Note: As of version 2020.4, creating a map with multiple layers is much simpler than the dual-axis method described in this post. Check out the multiple map layer functionality here.
If you are just looking for the TL;DR quick solution to mapping two spatial files of two different granularities, scroll to the very bottom.
I recently moved to New Orleans, and with a background in public policy, I soon dove head first into understanding some of the community dynamics. One of the first books I picked up, “Bourbon Street: A History,” had a page detailing all of his sources, and as I began combing them through, I found some fascinating data.
One item that particularly caught my eye was from a project called “Mapping Inequality” that looked at redlining in New Orleans. In the 40s and 50s, many people of color, specifically those of African-American heritage, were denied financing on homes. This map details exactly where banks refused to give loans.
I found this map fascinating and thought it would be interesting to overlay it on a census map to see if I could track if the census blocks that were redlined still experience high rates of poverty or had specific characteristics.
Shapefiles and Tableau
To do this, I downloaded shapefiles from the U.S. Census Tiger files and started my work in Tableau. I was really excited to use shapefiles because Tableau recently introduced shapefiles.
When you load a shapefile into Tableau, you get a new field under your measures called Geometry. When you bring that Geometry to Detail, Tableau aggregates it into a single mark using the COLLECT aggregation:
At first, I brought in each spatial file separately and had them next to each other on a dashboard, as shown below:
The problem here is that it was difficult to see exactly which districts were in which census blocks; I needed to make a dual-axis map.
For those of you who have worked with dual-axis maps in Tableau before, you know there is one golden rule:
You can only use one latitude and longitude.

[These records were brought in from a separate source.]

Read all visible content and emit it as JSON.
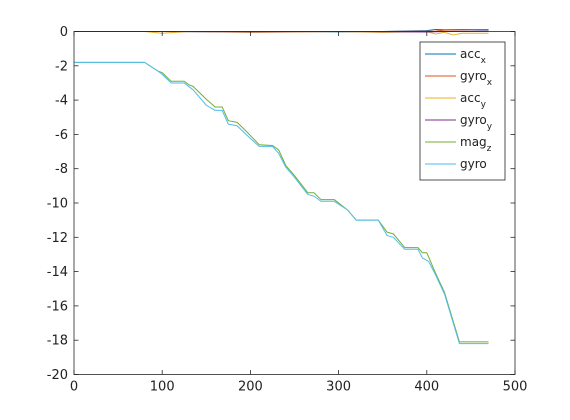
{
  "chart_data": {
    "type": "line",
    "xlim": [
      0,
      500
    ],
    "ylim": [
      -20,
      0
    ],
    "xticks": [
      0,
      100,
      200,
      300,
      400,
      500
    ],
    "yticks": [
      0,
      -2,
      -4,
      -6,
      -8,
      -10,
      -12,
      -14,
      -16,
      -18,
      -20
    ],
    "grid": false,
    "legend_position": "top-right",
    "series": [
      {
        "name": "acc",
        "subscript": "x",
        "color": "#0072BD",
        "points": [
          [
            0,
            0.0
          ],
          [
            100,
            0.0
          ],
          [
            200,
            -0.02
          ],
          [
            250,
            0.0
          ],
          [
            300,
            -0.02
          ],
          [
            350,
            0.0
          ],
          [
            400,
            0.05
          ],
          [
            410,
            0.12
          ],
          [
            420,
            0.1
          ],
          [
            440,
            0.12
          ],
          [
            460,
            0.1
          ],
          [
            470,
            0.1
          ]
        ]
      },
      {
        "name": "gyro",
        "subscript": "x",
        "color": "#D95319",
        "points": [
          [
            0,
            0.0
          ],
          [
            200,
            0.0
          ],
          [
            350,
            0.0
          ],
          [
            410,
            0.02
          ],
          [
            420,
            0.08
          ],
          [
            440,
            0.1
          ],
          [
            460,
            0.12
          ],
          [
            470,
            0.12
          ]
        ]
      },
      {
        "name": "acc",
        "subscript": "y",
        "color": "#EDB120",
        "points": [
          [
            0,
            0.0
          ],
          [
            80,
            0.0
          ],
          [
            100,
            -0.1
          ],
          [
            130,
            0.0
          ],
          [
            200,
            -0.05
          ],
          [
            300,
            0.0
          ],
          [
            350,
            -0.05
          ],
          [
            400,
            0.0
          ],
          [
            410,
            -0.15
          ],
          [
            420,
            -0.05
          ],
          [
            430,
            -0.2
          ],
          [
            440,
            -0.1
          ],
          [
            470,
            -0.1
          ]
        ]
      },
      {
        "name": "gyro",
        "subscript": "y",
        "color": "#7E2F8E",
        "points": [
          [
            0,
            0.0
          ],
          [
            100,
            0.0
          ],
          [
            200,
            -0.02
          ],
          [
            300,
            0.0
          ],
          [
            400,
            -0.03
          ],
          [
            420,
            0.0
          ],
          [
            470,
            0.02
          ]
        ]
      },
      {
        "name": "mag",
        "subscript": "z",
        "color": "#77AC30",
        "points": [
          [
            0,
            -1.8
          ],
          [
            80,
            -1.8
          ],
          [
            95,
            -2.3
          ],
          [
            100,
            -2.4
          ],
          [
            110,
            -2.9
          ],
          [
            125,
            -2.9
          ],
          [
            130,
            -3.1
          ],
          [
            135,
            -3.2
          ],
          [
            150,
            -3.95
          ],
          [
            160,
            -4.4
          ],
          [
            168,
            -4.4
          ],
          [
            175,
            -5.2
          ],
          [
            185,
            -5.3
          ],
          [
            195,
            -5.8
          ],
          [
            210,
            -6.6
          ],
          [
            225,
            -6.65
          ],
          [
            232,
            -6.9
          ],
          [
            240,
            -7.8
          ],
          [
            250,
            -8.4
          ],
          [
            265,
            -9.4
          ],
          [
            272,
            -9.4
          ],
          [
            280,
            -9.8
          ],
          [
            295,
            -9.8
          ],
          [
            310,
            -10.4
          ],
          [
            320,
            -11.0
          ],
          [
            345,
            -11.0
          ],
          [
            355,
            -11.7
          ],
          [
            362,
            -11.8
          ],
          [
            375,
            -12.6
          ],
          [
            390,
            -12.6
          ],
          [
            395,
            -12.9
          ],
          [
            400,
            -12.9
          ],
          [
            410,
            -14.1
          ],
          [
            420,
            -15.2
          ],
          [
            437,
            -18.1
          ],
          [
            470,
            -18.1
          ]
        ]
      },
      {
        "name": "gyro",
        "subscript": "",
        "color": "#4DBEEE",
        "points": [
          [
            0,
            -1.8
          ],
          [
            80,
            -1.8
          ],
          [
            95,
            -2.3
          ],
          [
            100,
            -2.5
          ],
          [
            110,
            -3.0
          ],
          [
            125,
            -3.0
          ],
          [
            135,
            -3.4
          ],
          [
            150,
            -4.3
          ],
          [
            160,
            -4.6
          ],
          [
            168,
            -4.6
          ],
          [
            175,
            -5.4
          ],
          [
            185,
            -5.5
          ],
          [
            195,
            -6.0
          ],
          [
            210,
            -6.7
          ],
          [
            225,
            -6.7
          ],
          [
            232,
            -7.1
          ],
          [
            240,
            -7.9
          ],
          [
            250,
            -8.5
          ],
          [
            265,
            -9.5
          ],
          [
            272,
            -9.6
          ],
          [
            280,
            -9.9
          ],
          [
            295,
            -9.9
          ],
          [
            310,
            -10.4
          ],
          [
            320,
            -11.0
          ],
          [
            345,
            -11.0
          ],
          [
            355,
            -11.9
          ],
          [
            362,
            -12.0
          ],
          [
            375,
            -12.7
          ],
          [
            390,
            -12.7
          ],
          [
            395,
            -13.2
          ],
          [
            402,
            -13.4
          ],
          [
            410,
            -14.2
          ],
          [
            420,
            -15.3
          ],
          [
            437,
            -18.2
          ],
          [
            470,
            -18.2
          ]
        ]
      }
    ]
  }
}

Unioning the Data in Alteryx
Having two data sets, I went to work on “unioning” these two shapefiles together. I put “unioning” in quotes because when I teach Tableau, I emphasize unioning is for data that is structured the same, and that’s clearly not the case. The only reason I’m doing it is to get a shared Lat/Long field.
In Alteryx, I imported both shapefiles, unioned them so they shared a latitude and longitude, filtered by census data to only include Orleans Parish and then exported this as a new shapefile.
Loading the New Dataset into Tableau
I loaded that new dataset in, and again, I had that Geometry field in my measures. Once I brought that field to Detail and Tableau aggregated it using the COLLECT() aggregation, all of my data was interestingly treated as a single mark:
Tableau highlights this single mark when explaining shapefiles, and to change this, similar to maps with non-spatial files, the user must bring an additional level of detail to the view to break it up into separate marks. Since I had two levels of detail I wanted to display, I brought in both of my map levels of detail (Holc ID and GeoID) and was able to see both layers of my data:
My problem here is that I still only have one Marks card … and one Marks card means the same formatting for both data layers. Since my goal here is to see how census blocks overlay the redlining districts, I want to see the census blocks as the “top” layer. Since Geometry just displays everything, I can only hover over census block groups if they aren’t behind a redlining zone:
(Notice that I can’t see the census blocks (at the level of detail of GeoID) because this redlining district (Holc ID D34) covers them up.
I could switch the order to see census blocks on top and try to color by the redlining districts, but because all of the census blocks are Null in the redline district column, they have to be colored as well. I try to dummy code them as white, but it’s still hard to see the overlap:
Transforming Shapefiles into Polygons with Alteryx
While that new Geometry field for spatial fields is really handy, given these limitations, I went back to my pre-spatial file mentality and using polygon files. As Chris Sanders has written about before, there’s an Alteryx Analytic App that can transform shapefiles into polygons.
I plugged both my zipped shapefiles into the app and download a CSV of them. I then brought those into Alteryx and ran my workflow again (still unioning on latitude and longitude). I also made a Data field so I can easily check which data source a row was coming from.
Bringing the Polygons into Tableau
Now that I had my data as a CSV that I could use for a polygon map, I brought it back into Tableau. Each data set had a different set of points and paths, so I first calculated different paths for each one:
Having changed my Mark type to Polygon, I brought the Avg(Lat) and Avg(Long) to Rows and Columns. On the first Marks card, I looked at the redlining data; I brought the ID to Detail, my Point ID Redline calculation to Path, and then its classification to Color:
I knew I was on the right track because even with this new unioned data source, I was only seeing data from my redlining data; essentially by using that Point ID calculation instead of Geometry, I was able to only see part of my data:
I duplicated my Avg(Longitude) and made a dual axis. On the second Marks card, I brought the census block ID to Detail, my Point ID Redline calculation to Path and then added a border.
Now, I could see both datasets, formatted differently, yet still on the same sheet:
If you have two different spatial files that you would like to map in Tableau, that Geometry measure will work across the entire data source. This will work well for datasources that are at the same granularity. However, if you need a dual axis for two different granularities or layers of your data, I recommend converting those shapefiles to polygon files and changing what is on detail and how the path is calculated.